In newly diagnosed patients the target HbA1C should be <6.5% unless there are factors that preclude this. Metformin remains the drug of first choice at diagnosis, and if tolerated, should be continued until contraindicated. If tolerability is poor, consider switching to the extended release formulation.
If metformin is contraindicated or not tolerated consider gliclazide MR if the HbA1C target is <7%, or a DPP-4 inhibitor/pioglitazone if the HbA1C target is <6.5%. SGLT2 inhibitors, GLP-1RAs and insulin are not recommended alternatives to metformin; they offer no compelling additional benefits at this stage of the disease to justify the additional cost. Established cardiovascular disease would be a compelling reason to use either an SGLT2 inhibitor or GLP-1RA in metformin intolerant patients (under specialist care).
Consider initial dual therapy with metformin + gliclazide MR if the patient has symptomatic hyperglycaemia and HbA1C is >9% at diagnosis. The decision to continue gliclazide MR can be reviewed when metformin dose and lifestyle interventions have been optimised.
If the HbA1C target is not achieved after three months of metformin or subsequently rises, consider adding gliclazide MR, a DPP-4 inhibitor, pioglitazone, or an SGLT2 inhibitor.

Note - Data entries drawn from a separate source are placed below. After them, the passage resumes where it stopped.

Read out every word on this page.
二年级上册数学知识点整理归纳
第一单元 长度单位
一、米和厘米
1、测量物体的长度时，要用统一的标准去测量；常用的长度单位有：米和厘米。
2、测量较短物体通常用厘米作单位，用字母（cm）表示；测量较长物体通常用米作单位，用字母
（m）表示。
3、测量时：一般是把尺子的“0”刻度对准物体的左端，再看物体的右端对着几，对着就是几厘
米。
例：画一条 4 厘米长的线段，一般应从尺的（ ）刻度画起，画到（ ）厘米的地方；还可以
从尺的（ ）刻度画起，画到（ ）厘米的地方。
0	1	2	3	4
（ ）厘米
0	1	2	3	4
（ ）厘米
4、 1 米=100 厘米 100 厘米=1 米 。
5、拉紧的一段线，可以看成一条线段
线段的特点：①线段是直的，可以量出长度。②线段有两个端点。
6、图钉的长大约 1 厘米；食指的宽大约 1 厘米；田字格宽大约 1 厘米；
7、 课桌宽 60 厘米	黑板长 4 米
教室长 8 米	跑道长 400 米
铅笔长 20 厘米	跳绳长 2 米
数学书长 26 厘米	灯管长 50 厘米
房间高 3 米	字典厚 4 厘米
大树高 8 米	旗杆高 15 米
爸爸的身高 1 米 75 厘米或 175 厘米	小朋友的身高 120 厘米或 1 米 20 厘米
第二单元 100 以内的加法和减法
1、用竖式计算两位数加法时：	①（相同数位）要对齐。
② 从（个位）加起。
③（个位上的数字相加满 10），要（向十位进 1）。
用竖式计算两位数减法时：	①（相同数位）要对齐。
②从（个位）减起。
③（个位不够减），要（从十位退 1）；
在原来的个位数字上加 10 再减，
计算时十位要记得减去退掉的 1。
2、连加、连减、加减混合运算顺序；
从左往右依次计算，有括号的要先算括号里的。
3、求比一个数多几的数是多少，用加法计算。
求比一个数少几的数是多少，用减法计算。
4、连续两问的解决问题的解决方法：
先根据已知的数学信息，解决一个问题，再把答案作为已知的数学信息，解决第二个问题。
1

Revise the HbA1C target if necessary. The target for the majority of patients should be <7% (in recently diagnosed patients who have not yet achieved their target it can remain at <6.5% provided it can still be achieved safely).
Consider patient preference, comorbidities, and ability to access medicines as well as the properties of each drug (see Figure I and text recommendations). Consider gliclazide MR for most patients whose target is <7%. If the target is <6.5% or there are other reasons why gliclazide MR cannot be used (e.g. recurrent hypoglycaemia), then consider either a DPP-4 inhibitor, pioglitazone or an SGLT2 inhibitor based on the patient profile.
Fixed dose combinations of a DPP-4 inhibitor + metformin may have compliance and cost advantages. GLP 1RA and insulin offer no compelling advantages at this stage for the added cost/complexity, provided the HbA1C target is still attainable.
If the HbA1C is above the individualised target (which should still be <7% for most patients) with two oral agents, consider adding either a third oral agent or an injectable agent (GLP-1RA or basal insulin).
Consider patient preference, comorbidities, and ability to access medicines as well as the properties of each drug (Figure I and text recommendations) in selecting an appropriate option.
Do not combine a GLP-1RA with either a DPP-4 inhibitor or an SGLT2 inhibitor, and do not combine pioglitazone with insulin. Expected HbA1C reductions are similar when adding a GLP-1RA or titrated basal insulin, and both are slightly superior to triple oral therapy. Insulin initiation must be accompanied by ongoing patient education, appropriate SMBG, self-titration of insulin doses, frequent review (initially) and counselling regarding hypoglycaemia.
Use basal insulins with the lowest acquisition cost. Switch NPH to a basal analogue insulin if nocturnal hypoglycaemia is problematic.
When triple therapy is inadequate at maintaining or achieving glycaemic targets, combination injectable (complex) therapy will become necessary.
The options are:
- ‘Basal plus’ therapy: adding one or more prandial doses of insulin to basal insulin
- Premix insulin: using fixed ratios of pre-mixed insulins
- Combination basal insulin and GLP-1RA therapy.
“Each of these options has advantages and disadvantages that will need to be discussed with the patient. For all these options metformin should be retained; other oral agents should be stopped to reduce the cost and complexity of the regimen,” states the authors.
The Society for Endocrinology, Metabolism and Diabetes of South Africa Type 2 Diabetes Guidelines Expert Committee. “Glucose Management” in SEMDSA 2017 Guidelines for the Management of Type 2 diabetes mellitus. Journal of Endocrinology, Metabolism and Diabetes of South Africa. Vol 22(1): S49-56.